After the simulation completes, only the Gaussians with a prior probability (pi) greater than the threshold value will be counted as stable categories and will thus be shown in the results. The model is considered "success" if it converges to the same number of categories with that of the training distributions (in this case, 3 categories).

['s', 'ɕ', 'ʂ']

Generation 1:

100000it [07:57, 209.47it/s]

Success!
training_mu_x = [ 1.66  -0.782 -0.9  ]
training_mu_y = [-0.131  0.667 -0.556]
training_sd_x = [0.738 0.678 0.769]
training_sd_y = [0.737 0.979 0.745]
training_rho = [ 0.56  -0.125  0.066]
training_pi = [0.333 0.333 0.333]

resulting_mu_x = [ 1.494 -0.807 -0.939]
resulting_mu_y = [-0.336  0.736 -0.468]
resulting_sd_x = [0.753 0.651 0.722]
resulting_sd_y = [0.77  0.956 0.764]
resulting_rho = [ 0.547 -0.145  0.089]
resulting_pi = [0.359 0.315 0.327]

Training Bhattacharyya distances: {'s-ɕ': 1.896, 's-ʂ': 1.52, 'ɕ-ʂ': 0.28}
Mean training Bhattacharyya distance: 1.232
Resulting Bhattacharyya distances: {'s-ɕ': 1.868, 's-ʂ': 1.507, 'ɕ-ʂ': 0.271}
Mean resulting Bhattacharyya distance: 1.215

output3 output4 output5 output6 output7 output8 output9 output10

Manually specify the weight for each traning category (p.43 of the thesis)

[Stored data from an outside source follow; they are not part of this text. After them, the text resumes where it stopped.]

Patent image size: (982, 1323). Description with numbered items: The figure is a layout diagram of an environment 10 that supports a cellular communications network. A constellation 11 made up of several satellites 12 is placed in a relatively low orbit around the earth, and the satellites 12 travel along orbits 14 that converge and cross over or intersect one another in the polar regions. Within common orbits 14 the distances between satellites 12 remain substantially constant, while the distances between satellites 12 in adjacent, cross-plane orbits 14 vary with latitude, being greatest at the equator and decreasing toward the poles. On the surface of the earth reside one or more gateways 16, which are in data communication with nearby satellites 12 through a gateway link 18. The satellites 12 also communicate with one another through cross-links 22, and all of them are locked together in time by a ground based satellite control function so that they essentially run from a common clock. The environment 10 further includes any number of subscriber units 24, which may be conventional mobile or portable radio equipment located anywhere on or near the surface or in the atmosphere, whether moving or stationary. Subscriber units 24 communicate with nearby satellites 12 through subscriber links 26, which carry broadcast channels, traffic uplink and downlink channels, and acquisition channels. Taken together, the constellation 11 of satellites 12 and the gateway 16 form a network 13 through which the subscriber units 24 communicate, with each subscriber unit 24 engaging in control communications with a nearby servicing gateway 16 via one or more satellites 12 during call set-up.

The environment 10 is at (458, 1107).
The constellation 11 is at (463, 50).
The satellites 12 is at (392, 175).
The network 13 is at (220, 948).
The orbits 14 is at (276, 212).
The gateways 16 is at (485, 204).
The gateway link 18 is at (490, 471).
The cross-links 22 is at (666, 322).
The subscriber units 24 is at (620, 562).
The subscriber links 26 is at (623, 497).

If we were to manually specify the wieght for each training category, simply use the training_pi argument, for example:

training_pi = np.array([0.45, 0.1, 0.45])
gmm.generate_training_distributions(df, training_pi=training_pi)
There are 3 training categories: ['s', 'ɕ', 'ʂ']
mu_x = [ 1.66  -0.782 -0.9  ]
mu_y = [-0.131  0.667 -0.556]
sd_x = [0.738 0.678 0.769]
sd_y = [0.737 0.979 0.745]
rho = [ 0.56  -0.125  0.066]
pi = [0.45 0.1  0.45]

output11

References

Toscano, J. C. & McMurray, B. (2010). Cue integration with categories: Weighting acoustic cues in speech using unsupervised learning and distributional statistics. Cognitive science, 34(3):434-464.

McMurray, B., Aslin, R. N., & Toscano, J. C. (2009). Statistical learning of phonetic categories: Insights from a computational approach. Developmental science, 12(3):369-378.

Tang, C.-h. (2022). Differential cue weighting in sibilants: A case study of two sinitic languages. Master's thesis, National Tsing Hua University.